Summary from Goodreads:
New York Times bestselling author Elizabeth Hoyt brings us the first book in her sexy and sensual Greycourt Series!
Freya de Moray is many things: a member of the secret order of Wise Women, the daughter of disgraced nobility, and a chaperone living under an assumed name. What she is not is forgiving. So when the Duke of Harlowe, the man who destroyed her brother and led to the downfall of her family, appears at the country house party she’s attending, she does what any Wise Woman would do: she starts planning her revenge.
Christopher Renshaw, the Duke of Harlowe, is being blackmailed. Intent on keeping his secrets safe, he agrees to attend a house party where he will put an end to this coercion once and for all. Until he recognizes Freya, masquerading amongst the party revelers, and realizes his troubles have just begun. Freya knows all about his sins—sins he’d much rather forget. But she’s also fiery, bold, and sensuous—a temptation he can’t resist. When it becomes clear Freya is in grave danger, he’ll risk everything to keep her safe. But first, Harlowe will have to earn Freya’s trust-by whatever means necessary.
With the publication of the final book in her Maiden Lane series last year, I was wondering what Elizabeth Hoyt was going to do next. Maiden Lane started dark and got darker, ending with the destruction of a secret cult that prided itself on the degradation of women and children.

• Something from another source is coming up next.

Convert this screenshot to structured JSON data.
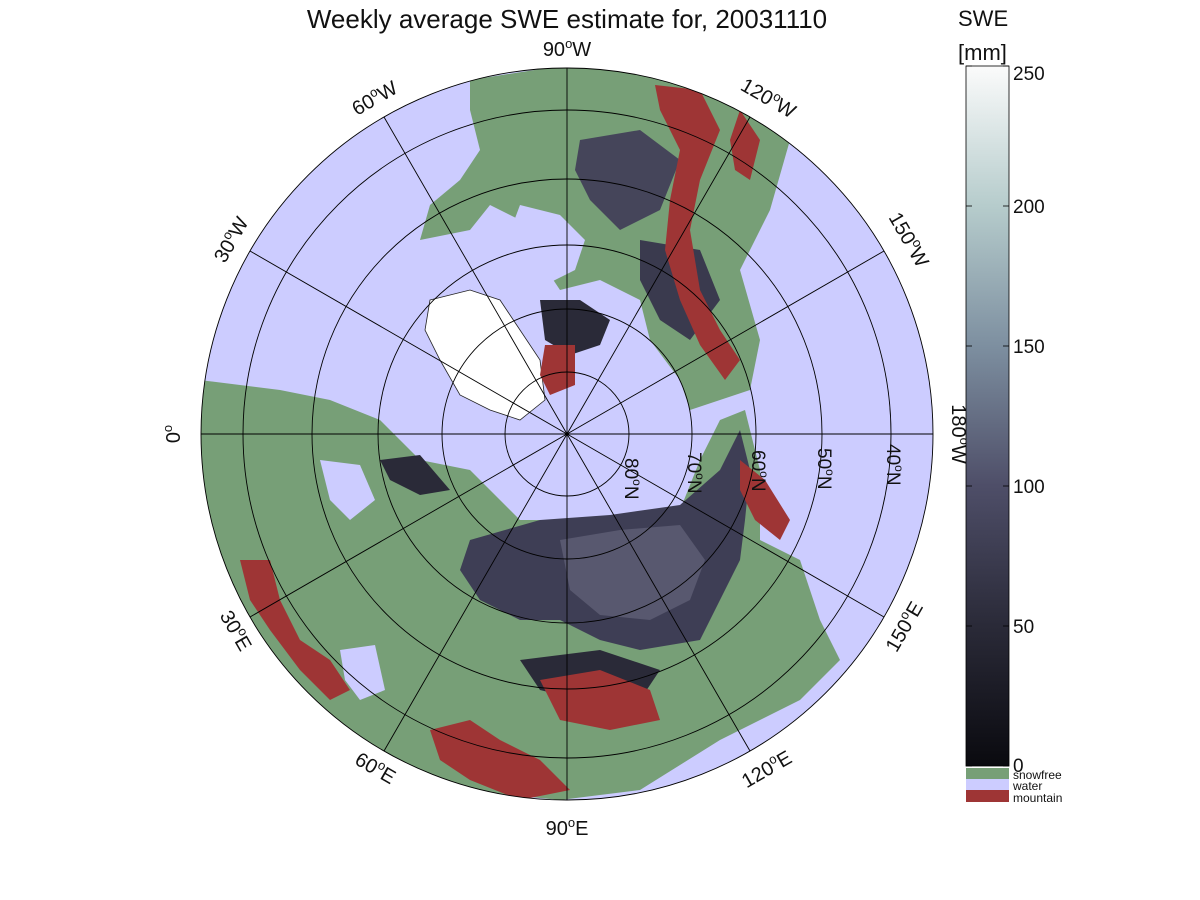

Not the Duke’s Darling is a solid, fast-moving start to Hoyt’s new series. This is an enemies-to-lovers-with-a-second-chance romance (one of my favorite tropes!) that also dabbles a bit in secret societies (although these two doesn’t go in for sex cults, thank goodness) that pits women and women’s knowledge against some wild-eyed witch-hunters. Hoyt starts off with a bang, almost literally, with an undercover Freya rescuing a small child from his nefarious uncle then off to a house-party to investigate the identity of a politician bent on restarting witchcraft trials. Along the way Freya comes across an old friend-now-nemesis the Duke of Harlow (Christopher), who is bent on stymieing a blackmailer and getting Freya to tell him what she’s up to (good luck with that). And then there’s a murder….
I quite liked Freya as a character but I also really liked how Hoyt dug into questions of how women were treated in marriage – legally – in the 18th century and how Christopher chooses to allow Freya to make up her own mind without getting overly possessive or seducing her into agreement. This not-quite-a-beta-male hero is a welcome relief to a sea of heroes who growl, stalk, and generally act overly possessive. I hope Hoyt gets a bit more into the Wise Women in future books of the series.
Plus there’s a cute dog, which is a bit of a requirement in a Hoyt novel anymore.
Not the Duke’s Darling is out today, wherever books are sold.
Dear FTC: I read a digital galley of this book from the publisher via Netgalley.